Dr. Samuel Brown, a resident Ophthalmologist at the Illinois Eye and Ear Infirmary, testified that he examined plaintiff on December 19, 1933; that he gave him a subjective and then an objective test; that the glasses which plaintiff *319was then wearing indicated some fault in vision and corrected his unaided vision somewhat; that tension of both eyes was normal; that the right pupil was four millimeters in size and the left pupil was seven and one-half by eight millimeters in size; that this condition of the left pupil indicated to him that some drug might have been used in that eye to dialate the pupil; that the latter reacted sluggishly to light, and that he then subjected the patient to a malingering test, the description of same showing it to be similar to that employed by Dr. Fox; that the patient was apparently unaware of the change that had been made in the lenses used in the test and that he was able to read the .chart 20/50, thereby indicating to the witness that the patient was a malingerer; that there was no indication of trauma to the eye ball or eye socket at the time of his examination. This witness further testified that the sluggishness of the pupil of the patient’s eye could have been due to the use of drugs. Dr. Brown testified that he found no degenerative or inflammatory process of any kind.

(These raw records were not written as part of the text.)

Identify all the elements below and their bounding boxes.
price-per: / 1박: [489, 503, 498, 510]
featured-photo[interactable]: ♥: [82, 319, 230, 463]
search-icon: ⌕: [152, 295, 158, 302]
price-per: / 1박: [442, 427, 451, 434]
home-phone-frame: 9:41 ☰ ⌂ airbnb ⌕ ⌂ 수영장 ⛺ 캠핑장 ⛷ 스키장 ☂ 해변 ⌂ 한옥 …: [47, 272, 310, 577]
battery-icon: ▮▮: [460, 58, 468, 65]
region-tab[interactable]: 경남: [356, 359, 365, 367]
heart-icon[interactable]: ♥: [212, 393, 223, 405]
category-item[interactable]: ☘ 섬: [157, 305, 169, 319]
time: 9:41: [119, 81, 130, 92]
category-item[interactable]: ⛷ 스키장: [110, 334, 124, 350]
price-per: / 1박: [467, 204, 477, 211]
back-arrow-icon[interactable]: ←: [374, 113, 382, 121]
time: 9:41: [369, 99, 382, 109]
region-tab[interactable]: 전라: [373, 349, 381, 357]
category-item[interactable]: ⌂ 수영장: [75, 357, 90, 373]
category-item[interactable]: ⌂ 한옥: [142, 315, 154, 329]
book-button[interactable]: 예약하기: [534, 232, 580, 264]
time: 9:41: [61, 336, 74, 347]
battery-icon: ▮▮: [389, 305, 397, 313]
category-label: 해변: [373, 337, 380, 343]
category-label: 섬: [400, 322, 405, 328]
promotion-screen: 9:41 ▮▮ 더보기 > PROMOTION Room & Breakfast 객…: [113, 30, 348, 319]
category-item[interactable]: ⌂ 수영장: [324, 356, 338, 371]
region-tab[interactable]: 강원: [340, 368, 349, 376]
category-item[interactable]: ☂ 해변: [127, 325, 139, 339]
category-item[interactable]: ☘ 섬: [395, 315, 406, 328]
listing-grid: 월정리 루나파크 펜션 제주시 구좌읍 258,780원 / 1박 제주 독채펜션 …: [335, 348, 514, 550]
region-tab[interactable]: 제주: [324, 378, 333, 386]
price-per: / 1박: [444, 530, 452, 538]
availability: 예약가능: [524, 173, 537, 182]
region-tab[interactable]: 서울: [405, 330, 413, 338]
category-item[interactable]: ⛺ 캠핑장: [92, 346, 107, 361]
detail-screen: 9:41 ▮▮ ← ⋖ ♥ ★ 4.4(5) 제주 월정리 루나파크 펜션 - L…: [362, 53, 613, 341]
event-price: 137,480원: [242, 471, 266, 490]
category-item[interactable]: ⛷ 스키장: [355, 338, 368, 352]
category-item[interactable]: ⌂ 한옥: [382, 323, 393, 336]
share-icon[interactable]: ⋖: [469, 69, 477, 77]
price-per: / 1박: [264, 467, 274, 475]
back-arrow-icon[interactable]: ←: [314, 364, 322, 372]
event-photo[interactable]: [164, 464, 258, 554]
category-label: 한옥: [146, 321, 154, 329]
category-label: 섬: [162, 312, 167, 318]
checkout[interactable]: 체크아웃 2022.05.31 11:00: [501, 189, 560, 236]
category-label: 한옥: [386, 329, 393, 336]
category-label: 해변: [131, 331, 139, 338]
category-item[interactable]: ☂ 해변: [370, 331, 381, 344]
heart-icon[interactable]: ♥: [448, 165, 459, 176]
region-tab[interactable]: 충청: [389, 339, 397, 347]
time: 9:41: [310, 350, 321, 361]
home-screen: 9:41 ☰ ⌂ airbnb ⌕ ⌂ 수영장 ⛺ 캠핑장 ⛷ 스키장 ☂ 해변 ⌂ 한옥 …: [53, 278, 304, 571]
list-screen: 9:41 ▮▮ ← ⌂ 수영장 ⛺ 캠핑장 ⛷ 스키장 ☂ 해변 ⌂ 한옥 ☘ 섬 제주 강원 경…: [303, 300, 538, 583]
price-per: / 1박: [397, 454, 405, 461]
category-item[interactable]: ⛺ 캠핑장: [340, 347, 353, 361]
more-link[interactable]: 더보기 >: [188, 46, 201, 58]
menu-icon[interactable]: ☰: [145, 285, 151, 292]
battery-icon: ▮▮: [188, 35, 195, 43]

It is impossible to reconcile the testimony of the several doctors. Their examinations, however, were not made in unison, but at different times, and they have testified as to plaintiff’s condition as they observed it on the occasion of their respective examinations. If one reputable witness testifies to having seen and observed a definite thing occur it is immaterial how many others may not have seen or observed such occurrence. In the present case two reputable responsible eye specialists have testified positively to the fact that the claimant, when subjected to malingering tests, was found to be able to read with no uncertainty, and that in their opinion the patient was malingering and that the eye in question had not suffered loss of vision due to any trauma. The fact that on other occasions plaintiff submitted himself to examination by other physicians, and under his condition at such times such other physicians were unable to detect any signs of malingering does not sufficiently negative the proof that exists against him.

The burden is upon the plaintiff to establish proof that the loss of Vision of his eye was due to an accident which occurred in the course of and growing out of his employment. The record is not sufficient to support such claim and an award is denied and the claim dismissed.